“Massa Easy, I look at um face, dat feller, Eastop, he no like it. I go shore wid you, see fair play, anyhow—suppose I can?”

Mr Biggs having declared that he would fight, of course had to look out for a second, and he fixed upon Mr Tallboys, the gunner, and requested him to be his friend. Mr Tallboys, who had been latterly very much annoyed by Jack’s victories over him in the science of navigation, and therefore felt ill-will towards him, consented; but he was very much puzzled how to arrange that three were to fight at the same time, for he had no idea of there being two duels; so he went to his cabin and commenced reading. Jack, on the other hand, dared not say a word to Jolliffe on the subject: indeed, there was no one in the ship to whom he could confide but Gascoigne: he therefore went to him, and although Gascoigne thought it was excessively infra dig of Jack to meet even the boatswain, as the challenge had been given there was no retracting: he therefore consented, like all midshipmen, anticipating fun, and quite thoughtless of the consequences.

The second day after they had been anchored in Vallette harbour, the boatswain and gunner, Jack and Gascoigne, obtained permission to go on shore. Mr Easthupp, the purser’s steward, dressed in his best blue coat with brass buttons and velvet collar, the very one in which he had been taken up when he had been vowing and protesting that he was a gentleman, at the very time that his hand was abstracting a pocket book, went up on the quarter-deck, and requested the same indulgence, but Mr Sawbridge refused, as he required him to return staves and hoops at the cooperage. Mesty also, much to his mortification, was not to be spared.

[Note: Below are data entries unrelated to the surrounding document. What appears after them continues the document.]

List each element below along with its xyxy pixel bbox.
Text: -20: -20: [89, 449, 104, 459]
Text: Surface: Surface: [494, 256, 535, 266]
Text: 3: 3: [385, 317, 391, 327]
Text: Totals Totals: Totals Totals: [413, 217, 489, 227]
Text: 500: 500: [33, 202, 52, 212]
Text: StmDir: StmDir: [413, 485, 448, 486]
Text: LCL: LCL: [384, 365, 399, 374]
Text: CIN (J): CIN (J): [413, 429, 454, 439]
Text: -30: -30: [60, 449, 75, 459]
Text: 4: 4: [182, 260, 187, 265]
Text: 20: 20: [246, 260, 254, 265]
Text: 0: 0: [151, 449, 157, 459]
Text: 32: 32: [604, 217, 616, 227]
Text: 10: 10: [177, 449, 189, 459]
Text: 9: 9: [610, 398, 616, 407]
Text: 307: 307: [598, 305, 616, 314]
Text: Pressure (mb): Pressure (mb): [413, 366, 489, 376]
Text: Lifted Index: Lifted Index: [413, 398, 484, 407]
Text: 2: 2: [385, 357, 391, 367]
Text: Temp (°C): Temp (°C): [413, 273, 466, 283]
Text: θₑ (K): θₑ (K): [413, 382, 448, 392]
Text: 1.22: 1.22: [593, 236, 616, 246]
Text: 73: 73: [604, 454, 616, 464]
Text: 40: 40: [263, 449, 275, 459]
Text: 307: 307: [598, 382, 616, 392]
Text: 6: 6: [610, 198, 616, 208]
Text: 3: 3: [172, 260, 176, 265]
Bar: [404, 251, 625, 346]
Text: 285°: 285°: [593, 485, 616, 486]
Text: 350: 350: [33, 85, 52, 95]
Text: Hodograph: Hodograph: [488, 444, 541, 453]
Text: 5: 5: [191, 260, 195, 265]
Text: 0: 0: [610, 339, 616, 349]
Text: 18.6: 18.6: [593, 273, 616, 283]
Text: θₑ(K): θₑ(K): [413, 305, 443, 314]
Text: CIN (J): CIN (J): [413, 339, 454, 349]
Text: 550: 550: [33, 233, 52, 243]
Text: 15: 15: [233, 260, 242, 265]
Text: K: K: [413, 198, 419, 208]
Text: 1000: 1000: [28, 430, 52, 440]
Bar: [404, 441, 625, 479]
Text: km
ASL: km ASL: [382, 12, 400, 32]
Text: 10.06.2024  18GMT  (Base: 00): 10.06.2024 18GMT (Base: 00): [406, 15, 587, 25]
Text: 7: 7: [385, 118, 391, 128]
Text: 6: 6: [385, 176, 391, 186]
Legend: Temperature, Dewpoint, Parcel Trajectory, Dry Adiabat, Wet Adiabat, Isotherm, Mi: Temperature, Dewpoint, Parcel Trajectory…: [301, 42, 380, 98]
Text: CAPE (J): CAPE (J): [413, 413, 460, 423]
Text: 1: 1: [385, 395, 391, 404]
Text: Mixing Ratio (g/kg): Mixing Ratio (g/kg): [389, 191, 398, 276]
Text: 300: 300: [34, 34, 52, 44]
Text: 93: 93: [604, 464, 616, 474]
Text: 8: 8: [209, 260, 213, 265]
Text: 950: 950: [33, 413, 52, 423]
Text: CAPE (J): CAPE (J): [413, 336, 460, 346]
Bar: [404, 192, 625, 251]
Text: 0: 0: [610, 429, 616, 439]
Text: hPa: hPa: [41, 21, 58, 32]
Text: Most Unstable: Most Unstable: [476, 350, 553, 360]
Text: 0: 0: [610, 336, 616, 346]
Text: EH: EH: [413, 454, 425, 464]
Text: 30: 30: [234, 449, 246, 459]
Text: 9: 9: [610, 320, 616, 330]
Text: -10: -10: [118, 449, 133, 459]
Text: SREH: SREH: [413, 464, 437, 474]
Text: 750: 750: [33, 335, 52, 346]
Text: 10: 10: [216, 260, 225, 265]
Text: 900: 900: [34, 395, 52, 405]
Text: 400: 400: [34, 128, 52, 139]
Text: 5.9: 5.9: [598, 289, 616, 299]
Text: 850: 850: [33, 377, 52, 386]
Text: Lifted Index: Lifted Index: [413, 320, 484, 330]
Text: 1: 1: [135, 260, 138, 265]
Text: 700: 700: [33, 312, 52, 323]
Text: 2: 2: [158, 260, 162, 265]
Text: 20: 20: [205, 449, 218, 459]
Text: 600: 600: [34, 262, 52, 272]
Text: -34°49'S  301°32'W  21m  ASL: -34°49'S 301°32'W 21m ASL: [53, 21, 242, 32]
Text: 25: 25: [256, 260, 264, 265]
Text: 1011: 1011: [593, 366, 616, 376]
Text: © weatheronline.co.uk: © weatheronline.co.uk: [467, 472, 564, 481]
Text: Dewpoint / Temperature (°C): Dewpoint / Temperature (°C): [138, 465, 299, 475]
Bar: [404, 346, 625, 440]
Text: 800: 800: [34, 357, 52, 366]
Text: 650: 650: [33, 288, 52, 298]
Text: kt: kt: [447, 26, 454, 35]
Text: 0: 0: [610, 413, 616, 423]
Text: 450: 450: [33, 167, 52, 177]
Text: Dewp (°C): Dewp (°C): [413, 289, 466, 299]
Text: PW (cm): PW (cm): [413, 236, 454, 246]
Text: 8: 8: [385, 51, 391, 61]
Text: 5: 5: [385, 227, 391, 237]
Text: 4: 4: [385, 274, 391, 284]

This was awkward, but it was got over by proposing that the meeting should take place behind the cooperage at a certain hour, on which Mr Easthupp might slip out and borrow a portion of the time appropriated to his duty, to heal the breach in his wounded honour. So the parties all went on shore, and put up at one of the small inns to make the necessary arrangements.

Mr Tallboys then addressed Mr Gascoigne, taking him apart while the boatswain amused himself with a glass of grog, and our hero sat outside teasing a monkey.

“Mr Gascoigne,” said the gunner, “I have been very much puzzled how this duel should be fought, but I have at last found it out. You see that there are three parties to fight; had there been two or four there would have been no difficulty, as the right line or square might guide us in that instance; but we must arrange it upon the triangle in this.”

Gascoigne stared; he could not imagine what was coming.

“Are you aware, Mr Gascoigne, of the properties of an equilateral triangle?”

“Yes,” replied the midshipman, “that it has three equal sides—but what the devil has that to do with the duel?”

“Everything, Mr Gascoigne,” replied the gunner; “it has resolved the great difficulty: indeed, the duel between three can only be fought upon that principle. You observe,” said the gunner, taking a piece of chalk out of his pocket, and making a triangle on the table, “in this figure we have three points, each equidistant from each other; and we have three combatants—so that placing one at each point, it is all fair play for the three: Mr Easy, for instance, stands here, the boatswain here, and the purser’s steward at the third corner. Now, if the distance is fairly measured, it will be all right.”